When we look at the American Jewish politics around Israel-Palestine there is a direct class connection between how wealthy someone is and how enthusiastic their Zionism is. Balthaser’s discovery here is not just the realm of ideas, but the material realities that make those ideas proliferate. It’s not that Jews became wealthy and then assimilated into the American project of middle class political hegemony, but the Jewish voices allowed to speak are defined by this tendency and dedicated to reproducing their ideological hegemony with everything from birthright trips to the marginalization of their opponents.
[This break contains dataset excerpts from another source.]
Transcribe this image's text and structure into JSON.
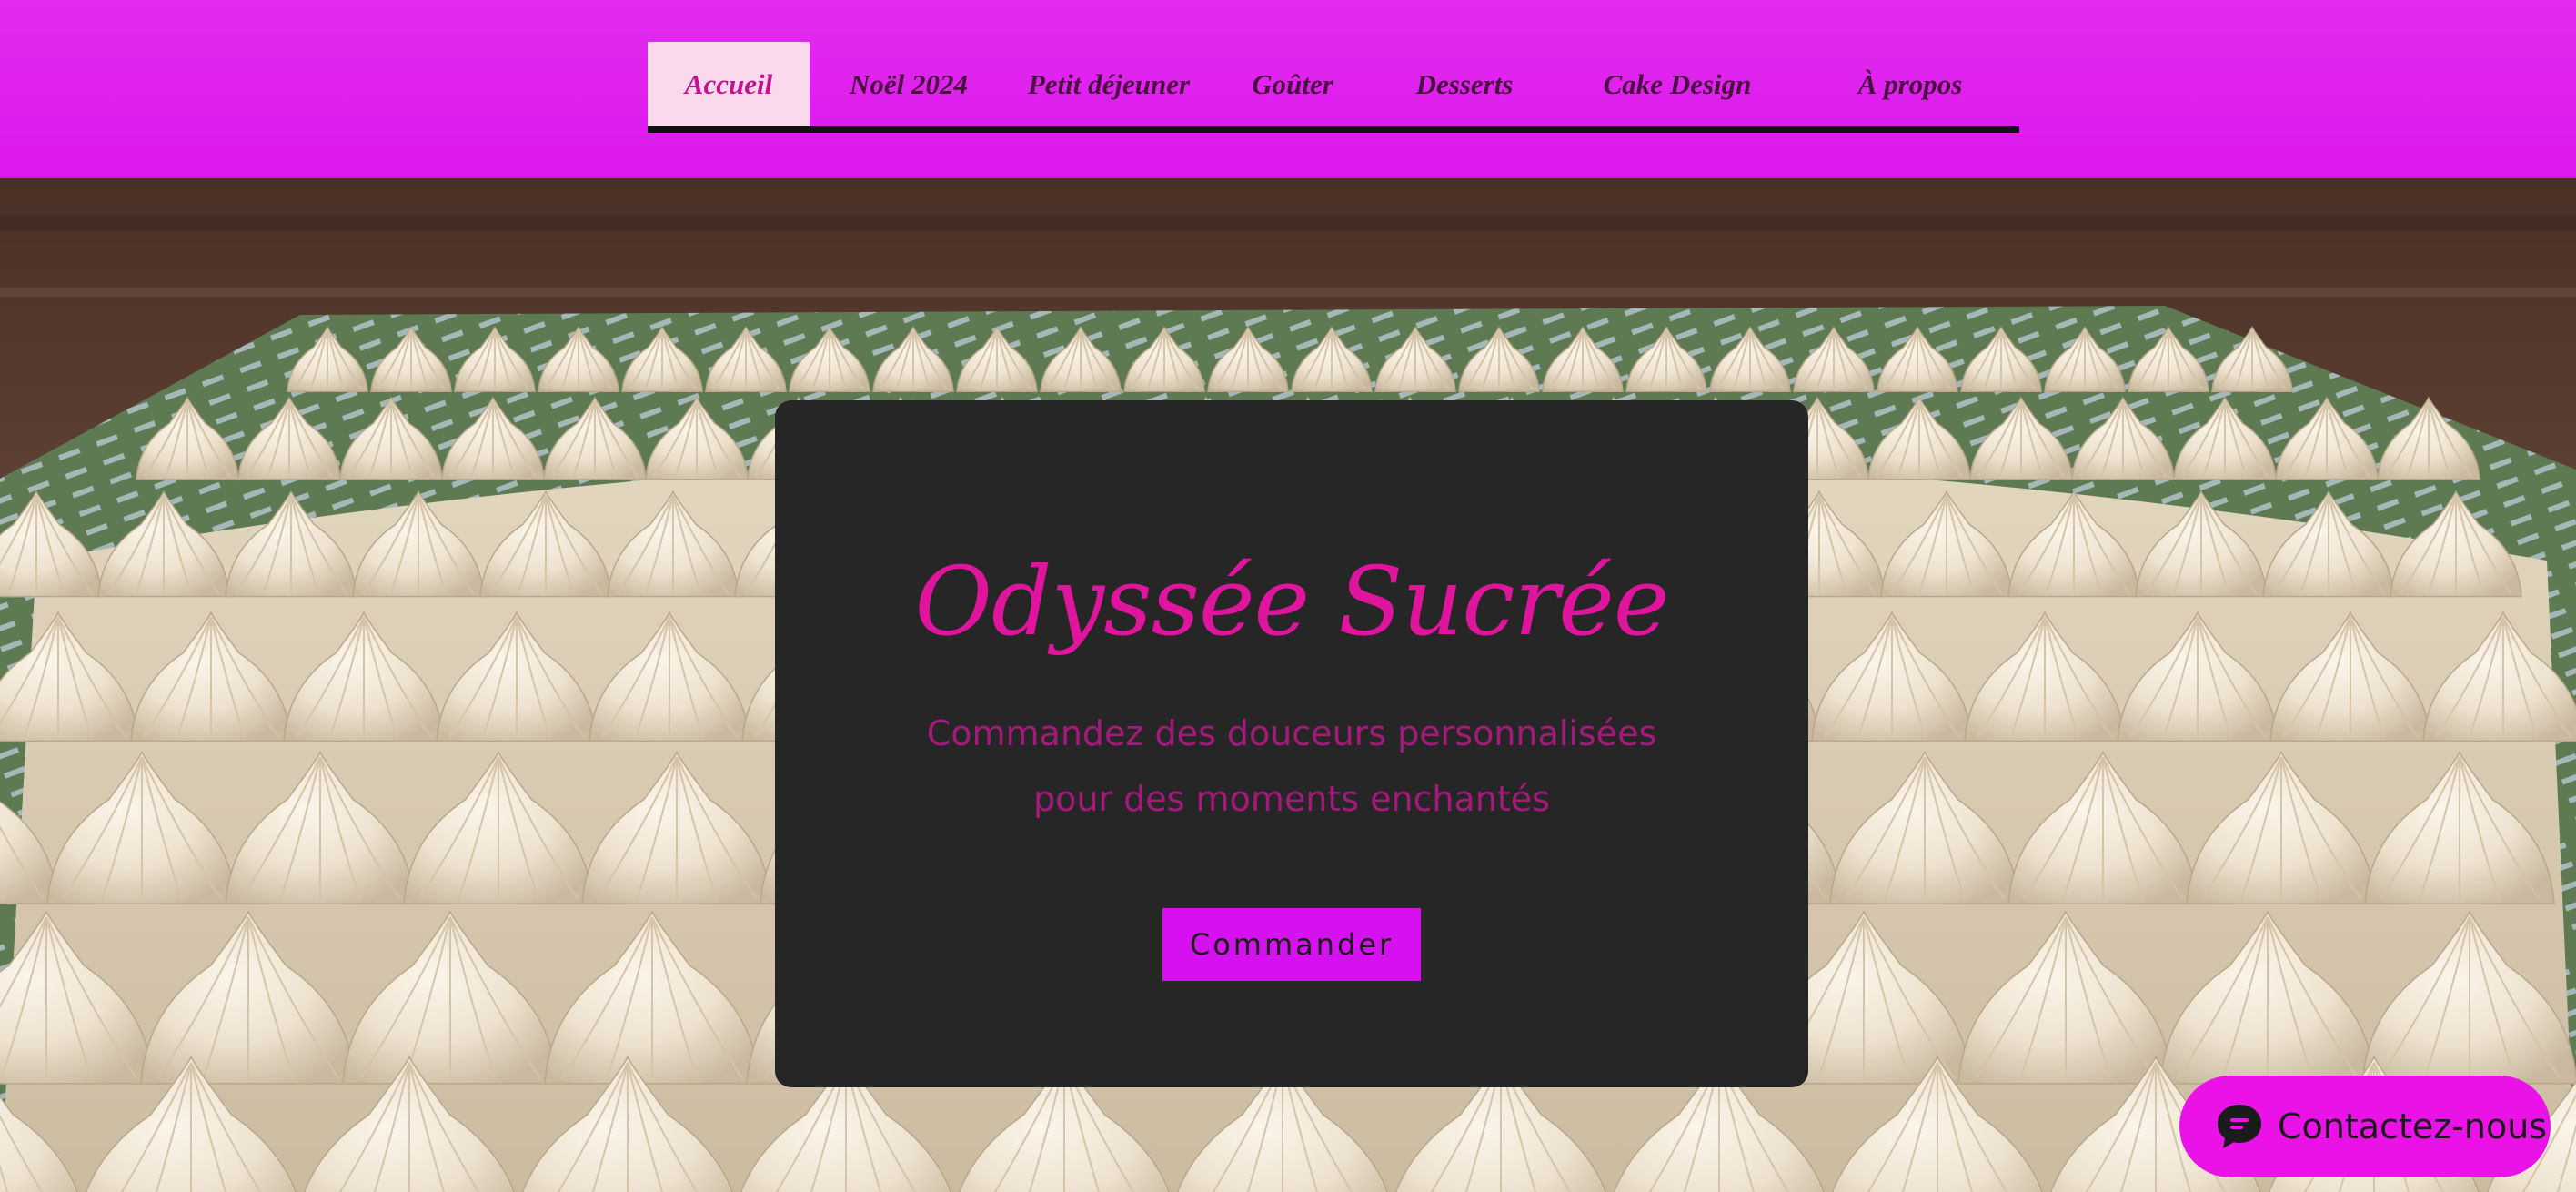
{
  "colors": {
    "header_bg": "#dc18ee",
    "nav_active_bg": "#fbd9ec",
    "nav_active_text": "#c4128f",
    "nav_text": "#4a1140",
    "card_bg": "#262626",
    "title": "#e0159e",
    "subtitle": "#a31a7b",
    "button_bg": "#d611f0",
    "chat_bg": "#ea12e6"
  },
  "nav": {
    "items": [
      {
        "label": "Accueil",
        "active": true
      },
      {
        "label": "Noël 2024",
        "active": false
      },
      {
        "label": "Petit déjeuner",
        "active": false
      },
      {
        "label": "Goûter",
        "active": false
      },
      {
        "label": "Desserts",
        "active": false
      },
      {
        "label": "Cake Design",
        "active": false
      },
      {
        "label": "À propos",
        "active": false
      }
    ]
  },
  "hero": {
    "background_image": "piped cream meringue tart on a green tray, wooden background"
  },
  "card": {
    "title": "Odyssée Sucrée",
    "subtitle_line1": "Commandez des douceurs personnalisées",
    "subtitle_line2": "pour des moments enchantés",
    "button_label": "Commander"
  },
  "chat": {
    "label": "Contactez-nous",
    "icon": "chat-bubble-icon"
  }
}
Balthaser ends the book in a distinctly personal way by looking at organizations he has had his own role in building. He is a member of the Chicago chapter of Jewish Voice for Peace and helped to form the Jewish Solidarity Caucus (JSC) in the Democratic Socialists of America (DSA), a distinctly anti-Zionist Jewish formation that came together in support of DSA’s BDS resolution in 2017, and then took part in organizing antifascist resistance to the Unite the Right rally in Charlottesville, Virginia. This model of a Jewish organization is tied to the same conditions that made the Communist Party and its Jewish section its own kind of normative space for Jewish identity: as young people become downwardly mobile in an increasingly volatile economy they are more likely to slip into the radical socialist organizations familiar to their great grandparents and away from the stilted, suburban synagogues and Federation sponsored projects that no longer speak to their lived reality. Their anti-Zionism emerges from this reality as much as it does from the moral outrage that their identity is being mobilized to justify a genocide in Gaza.
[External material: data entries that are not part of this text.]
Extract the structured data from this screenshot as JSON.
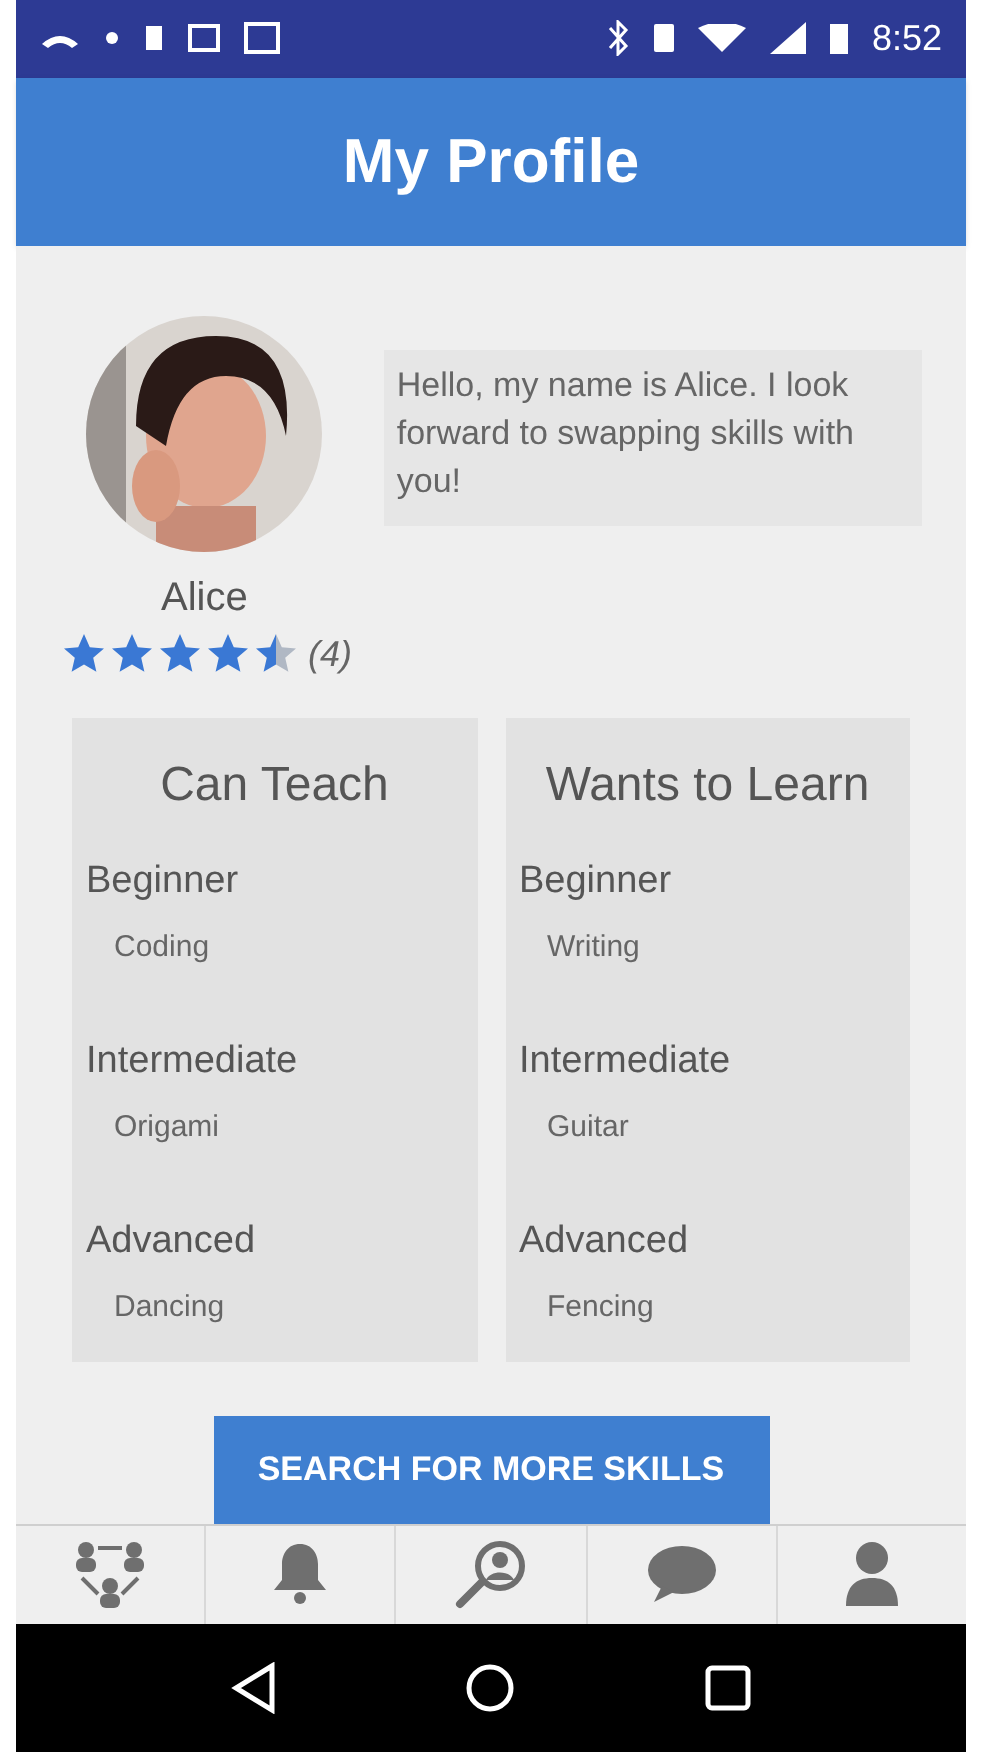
{
  "status_bar": {
    "time": "8:52"
  },
  "header": {
    "title": "My Profile"
  },
  "profile": {
    "name": "Alice",
    "stars": 4.5,
    "rating_count": "(4)",
    "bio": "Hello, my name is Alice. I look forward to swapping skills with you!"
  },
  "skill_panels": [
    {
      "title": "Can Teach",
      "levels": [
        {
          "label": "Beginner",
          "skill": "Coding"
        },
        {
          "label": "Intermediate",
          "skill": "Origami"
        },
        {
          "label": "Advanced",
          "skill": "Dancing"
        }
      ]
    },
    {
      "title": "Wants to Learn",
      "levels": [
        {
          "label": "Beginner",
          "skill": "Writing"
        },
        {
          "label": "Intermediate",
          "skill": "Guitar"
        },
        {
          "label": "Advanced",
          "skill": "Fencing"
        }
      ]
    }
  ],
  "search_button": {
    "label": "SEARCH FOR MORE SKILLS"
  },
  "bottom_nav": [
    {
      "kind": "network"
    },
    {
      "kind": "notifications"
    },
    {
      "kind": "search"
    },
    {
      "kind": "messages"
    },
    {
      "kind": "profile"
    }
  ]
}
But as Balthaser points out across several generations, their anti-Zionism is a constituent of something larger, a sense of Jewishness that has always been tied to the outsider experience of Jewish history and the need to build strong, cosmopolitan and democratic societies where Jews and all minorities can flourish. That lesson simply cannot be learned if your model of correct Jewishness is built around the maintenance of a Jewish majority state in historic Palestine since the Zionism appropriate to its very existence is predicated on the notion that every ideological remnant of our Jewish past was fundamentally incorrect. These two models of Jewishness, the historically rooted and evolving one, and the historically naive, Zionist one cannot co-exist.
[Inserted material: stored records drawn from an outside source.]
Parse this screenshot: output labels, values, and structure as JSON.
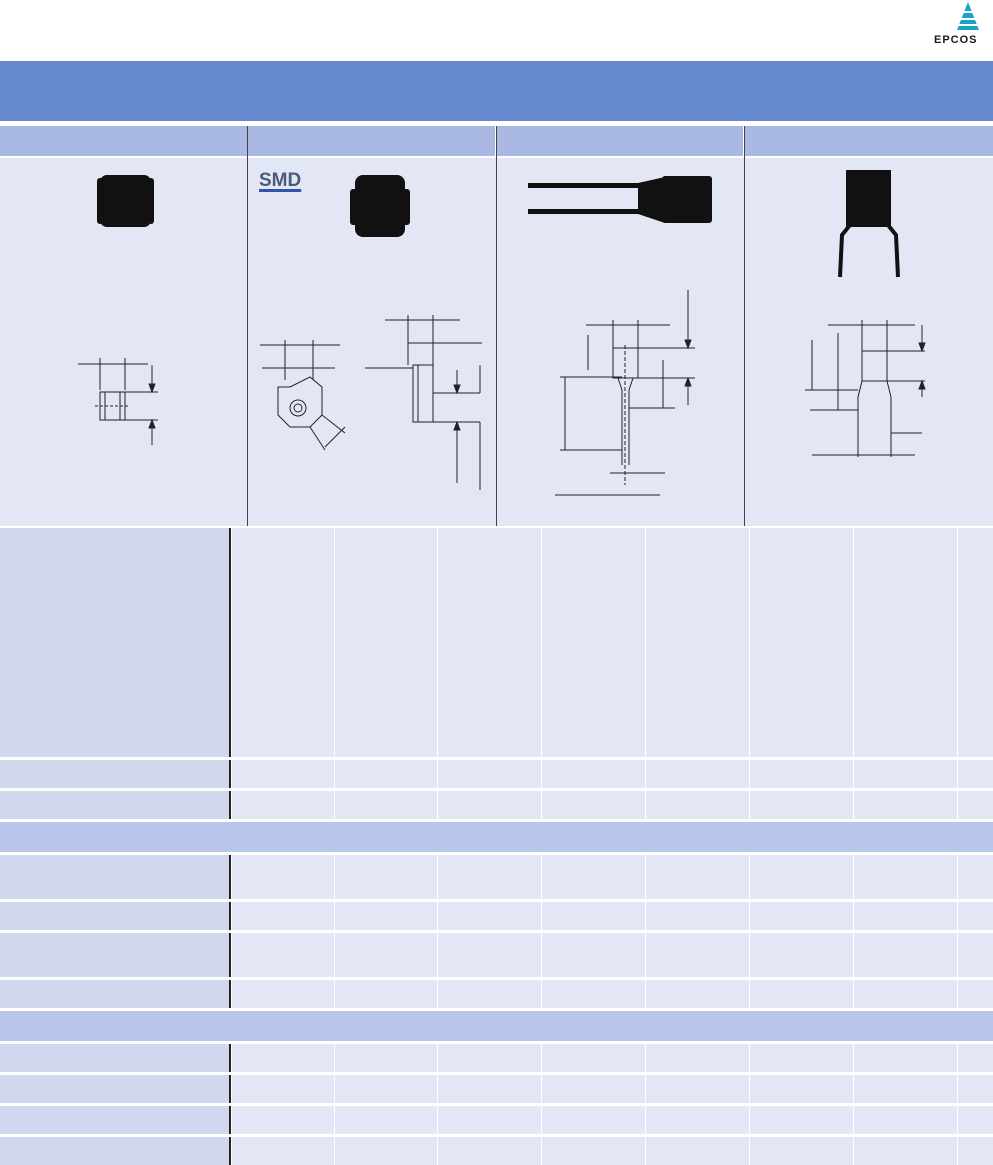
{
  "brand": {
    "logo_text": "EPCOS",
    "logo_color": "#1aa3c8"
  },
  "colors": {
    "title_band": "#6489cf",
    "column_header": "#aab9e3",
    "section_band": "#b9c5ea",
    "label_cell": "#d0d7ef",
    "data_cell": "#e3e7f5"
  },
  "product_columns": [
    {
      "badge": ""
    },
    {
      "badge": "SMD"
    },
    {
      "badge": ""
    },
    {
      "badge": ""
    }
  ],
  "table": {
    "data_columns": 8
  }
}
Citizens of the Whole World is brilliant, captivating, and persuasively argued, and will stand out as perhaps one of the best books ever written about the American Jewish left. Part of what makes it so is that on top of his expert scholarship, Balthaser knows this material in a way that archival research and plucky interviews will never teach you: this model of Jewishness only exists if we choose to build it. As the situation continues to devolve in Palestine/Israel and young Jews shift away from the earlier infrastructure of Jewishness, there are going to be more people who feel as though that choice has already been made for them as they consider what it means to be Jewish and who our allies are in that fight. We are already citizens of the whole world. We remember what our ancestors taught us.